Some cases of ac joint dislocation improve with careful non-surgical treatment such as rest, physiotherapy, activity modification, splinting, medicine, or guided rehabilitation. Surgery is usually considered only when symptoms remain significant, the structure is clearly damaged, or function is not returning as expected.

I encourage patients to seek evaluation if pain, weakness, swelling, locking, instability, numbness, or loss of movement is interfering with daily life. The earlier the diagnosis is clarified, the easier it often is to choose the right treatment pathway.
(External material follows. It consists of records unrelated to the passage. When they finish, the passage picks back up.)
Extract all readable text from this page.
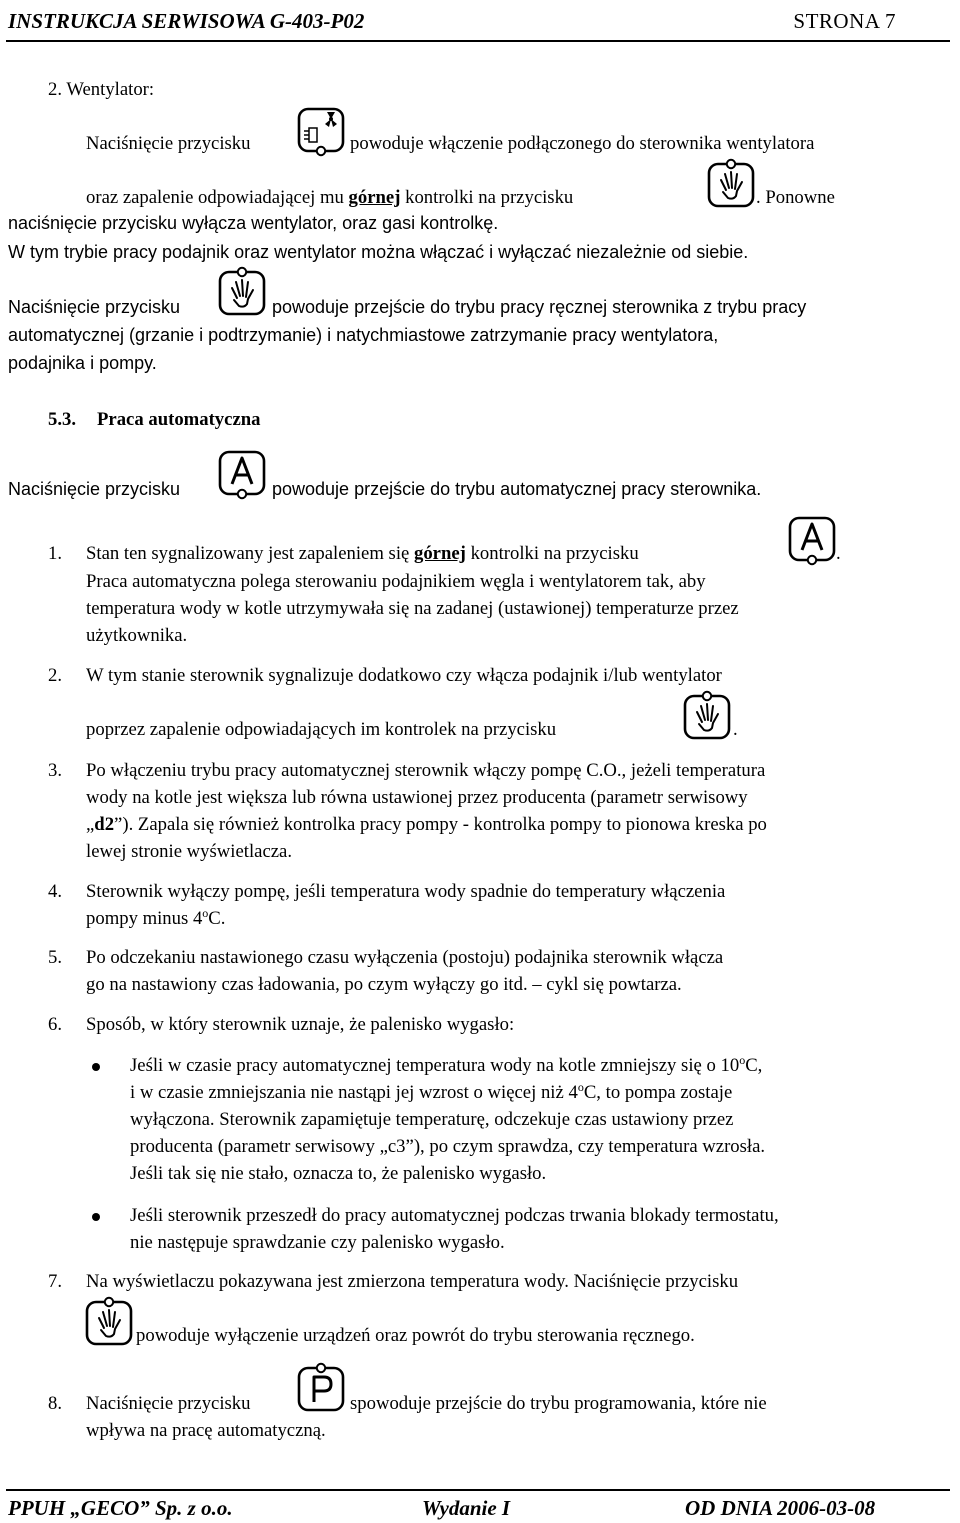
INSTRUKCJA SERWISOWA G-403-P02	STRONA 7
2. Wentylator:
Naciśnięcie przycisku	powoduje włączenie podłączonego do sterownika wentylatora
oraz zapalenie odpowiadającej mu górnej kontrolki na przycisku	. Ponowne
naciśnięcie przycisku wyłącza wentylator, oraz gasi kontrolkę.
W tym trybie pracy podajnik oraz wentylator można włączać i wyłączać niezależnie od siebie.
Naciśnięcie przycisku	powoduje przejście do trybu pracy ręcznej sterownika z trybu pracy
automatycznej (grzanie i podtrzymanie) i natychmiastowe zatrzymanie pracy wentylatora,
podajnika i pompy.
5.3. Praca automatyczna
Naciśnięcie przycisku	powoduje przejście do trybu automatycznej pracy sterownika.
1. Stan ten sygnalizowany jest zapaleniem się górnej kontrolki na przycisku	.
Praca automatyczna polega sterowaniu podajnikiem węgla i wentylatorem tak, aby
temperatura wody w kotle utrzymywała się na zadanej (ustawionej) temperaturze przez
użytkownika.
2. W tym stanie sterownik sygnalizuje dodatkowo czy włącza podajnik i/lub wentylator
poprzez zapalenie odpowiadających im kontrolek na przycisku	.
3. Po włączeniu trybu pracy automatycznej sterownik włączy pompę C.O., jeżeli temperatura
wody na kotle jest większa lub równa ustawionej przez producenta (parametr serwisowy
„d2”). Zapala się również kontrolka pracy pompy - kontrolka pompy to pionowa kreska po
lewej stronie wyświetlacza.
4. Sterownik wyłączy pompę, jeśli temperatura wody spadnie do temperatury włączenia
pompy minus 4$^o$C.
5. Po odczekaniu nastawionego czasu wyłączenia (postoju) podajnika sterownik włącza
go na nastawiony czas ładowania, po czym wyłączy go itd. – cykl się powtarza.
6. Sposób, w który sterownik uznaje, że palenisko wygasło:
Jeśli w czasie pracy automatycznej temperatura wody na kotle zmniejszy się o 10$^o$C,
i w czasie zmniejszania nie nastąpi jej wzrost o więcej niż 4$^o$C, to pompa zostaje
wyłączona. Sterownik zapamiętuje temperaturę, odczekuje czas ustawiony przez
producenta (parametr serwisowy „c3”), po czym sprawdza, czy temperatura wzrosła.
Jeśli tak się nie stało, oznacza to, że palenisko wygasło.
Jeśli sterownik przeszedł do pracy automatycznej podczas trwania blokady termostatu,
nie następuje sprawdzanie czy palenisko wygasło.
7. Na wyświetlaczu pokazywana jest zmierzona temperatura wody. Naciśnięcie przycisku
powoduje wyłączenie urządzeń oraz powrót do trybu sterowania ręcznego.
8. Naciśnięcie przycisku	spowoduje przejście do trybu programowania, które nie
wpływa na pracę automatyczną.
PPUH „GECO” Sp. z o.o.	Wydanie I	OD DNIA 2006-03-08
Not every patient needs advanced imaging immediately. The best test depends on the history, the examination, and whether the concern is bone, ligament, tendon, cartilage, nerve, or inflammatory disease.

Treatment usually starts with the least invasive option that fits the diagnosis, such as medicine, physiotherapy, bracing, injection, or guided rehabilitation. Surgery is more likely when there is a significant tear, instability, deformity, nerve compression, or failure of appropriate conservative care.

Urgent review is important for severe swelling, a hot or red joint with fever, inability to bear weight, sudden major weakness, numbness, circulation changes, or pain after major trauma. These findings can suggest infection, fracture, dislocation, or another problem that should not be delayed.